# Low-level Operator Customization

@[Tianqiu Zhang](https://github.com/ztqakita)

BrainPy is built on Jax and can accelerate model running performance based on [Just-in-Time(JIT) compilation](./compilation.ipynb). In order to enhance performance on CPU and GPU, we publish another package ``BrainPyLib`` to provide several built-in low-level operators in synaptic computation. These operators are written in C++/CUDA and wrapped as Jax primitives by using ``XLA``. However, users cannot simply customize their own operators unless they have specific background. To solve this problem, we introduce `numba.cfunc` here and provide convenient interfaces for users to customize operators without touching the underlying logic.
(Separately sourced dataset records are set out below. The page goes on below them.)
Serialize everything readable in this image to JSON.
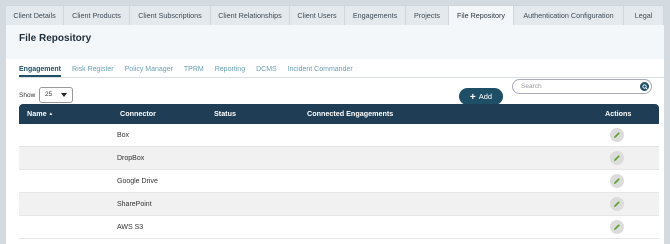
{
  "top_tabs": [
    {
      "label": "Client Details",
      "active": false
    },
    {
      "label": "Client Products",
      "active": false
    },
    {
      "label": "Client Subscriptions",
      "active": false
    },
    {
      "label": "Client Relationships",
      "active": false
    },
    {
      "label": "Client Users",
      "active": false
    },
    {
      "label": "Engagements",
      "active": false
    },
    {
      "label": "Projects",
      "active": false
    },
    {
      "label": "File Repository",
      "active": true
    },
    {
      "label": "Authentication Configuration",
      "active": false
    },
    {
      "label": "Legal",
      "active": false
    }
  ],
  "page_title": "File Repository",
  "sub_tabs": [
    {
      "label": "Engagement",
      "active": true
    },
    {
      "label": "Risk Register",
      "active": false
    },
    {
      "label": "Policy Manager",
      "active": false
    },
    {
      "label": "TPRM",
      "active": false
    },
    {
      "label": "Reporting",
      "active": false
    },
    {
      "label": "DCMS",
      "active": false
    },
    {
      "label": "Incident Commander",
      "active": false
    }
  ],
  "toolbar": {
    "show_label": "Show",
    "page_size": "25",
    "add_label": "Add",
    "search_placeholder": "Search"
  },
  "table": {
    "columns": [
      "Name",
      "Connector",
      "Status",
      "Connected Engagements",
      "Actions"
    ],
    "sort_indicator": "▲",
    "rows": [
      {
        "name": "",
        "connector": "Box",
        "status": "",
        "connected": ""
      },
      {
        "name": "",
        "connector": "DropBox",
        "status": "",
        "connected": ""
      },
      {
        "name": "",
        "connector": "Google Drive",
        "status": "",
        "connected": ""
      },
      {
        "name": "",
        "connector": "SharePoint",
        "status": "",
        "connected": ""
      },
      {
        "name": "",
        "connector": "AWS S3",
        "status": "",
        "connected": ""
      }
    ]
  },
  "colors": {
    "primary": "#1f4f66",
    "header": "#1f3e56",
    "edit_icon": "#5da02e"
  },
  "icons": {
    "add": "plus-icon",
    "search": "search-icon",
    "edit": "pencil-icon",
    "dropdown": "caret-down-icon"
  }
}
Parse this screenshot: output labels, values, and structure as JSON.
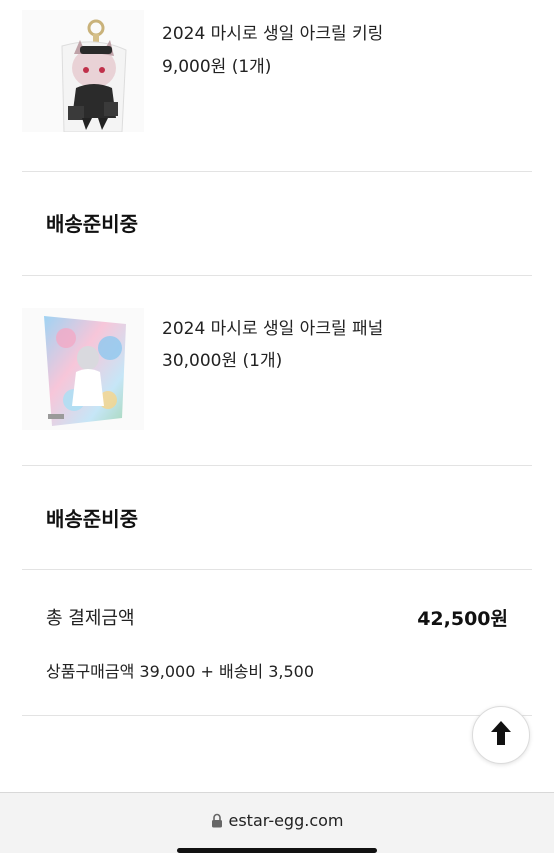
{
  "orders": [
    {
      "name": "2024 마시로 생일 아크릴 키링",
      "price": "9,000원 (1개)",
      "image_icon": "acrylic-keyring-image",
      "status": "배송준비중"
    },
    {
      "name": "2024 마시로 생일 아크릴 패널",
      "price": "30,000원 (1개)",
      "image_icon": "acrylic-panel-image",
      "status": "배송준비중"
    }
  ],
  "summary": {
    "total_label": "총 결제금액",
    "total_value": "42,500원",
    "breakdown": "상품구매금액 39,000 + 배송비 3,500"
  },
  "scroll_top_icon": "arrow-up-icon",
  "browser": {
    "url": "estar-egg.com",
    "lock_icon": "lock-icon"
  }
}
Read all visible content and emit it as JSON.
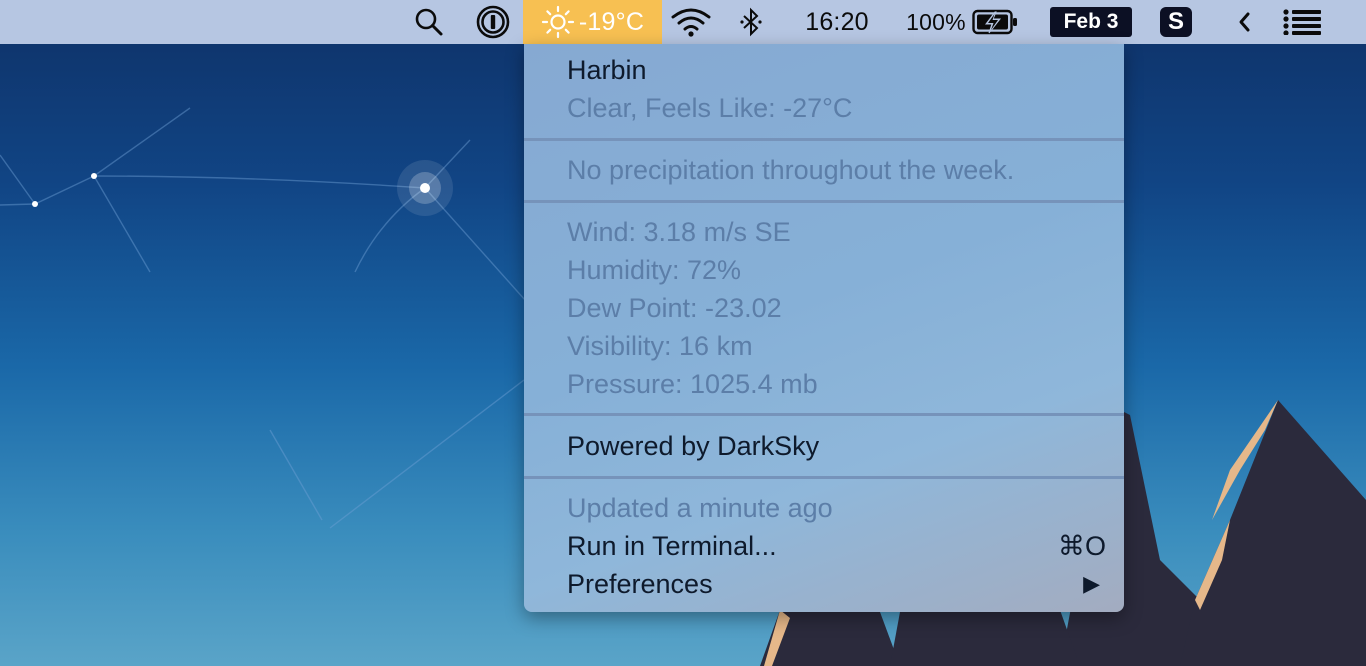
{
  "menubar": {
    "weather_temp": "-19°C",
    "time": "16:20",
    "battery_percent": "100%",
    "date": "Feb 3",
    "s_app_label": "S",
    "icons": [
      "search-icon",
      "1password-icon",
      "sun-icon",
      "wifi-icon",
      "bluetooth-icon",
      "battery-charging-icon",
      "chevron-left-icon",
      "list-icon"
    ]
  },
  "menu": {
    "location": "Harbin",
    "condition": "Clear, Feels Like: -27°C",
    "precipitation": "No precipitation throughout the week.",
    "wind": "Wind: 3.18 m/s SE",
    "humidity": "Humidity: 72%",
    "dew_point": "Dew Point: -23.02",
    "visibility": "Visibility: 16 km",
    "pressure": "Pressure: 1025.4 mb",
    "powered_by": "Powered by DarkSky",
    "updated": "Updated a minute ago",
    "run_in_terminal": "Run in Terminal...",
    "run_shortcut": "⌘O",
    "preferences": "Preferences",
    "submenu_arrow": "▶"
  },
  "colors": {
    "menubar_bg": "#b6c6e2",
    "weather_highlight": "#f7c052",
    "menu_text_strong": "#0e1a2c",
    "menu_text_dim": "#5c7ea8"
  }
}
In this tutorial, we will introduce how to customize operators on CPU. Please notice that BrainPy currently only supports CPU operators customization, and GPU operators will be supported in the future.

In [1]:
import brainpy as bp
import brainpy.math as bm
import jax
from jax import jit
import jax.numpy as jnp
from jax.core import ShapedArray
import numba
import time

bm.set_platform('cpu')

  jax.tree_util.register_keypaths(data_clz, keypaths)
  jax.tree_util.register_keypaths(data_clz, keypaths)


We have formally discussed the benefits of computation with our built-in operators. These operators are provided by `brainpylib` package and can be accessed through `brainpy.math` module. To be more specific, in order to speed up sparse synaptic computation, we customize several low-level operators for CPU and GPU, which are written in C++/CUDA and converted into Jax/XLA compatible primitive by using `Pybind11`.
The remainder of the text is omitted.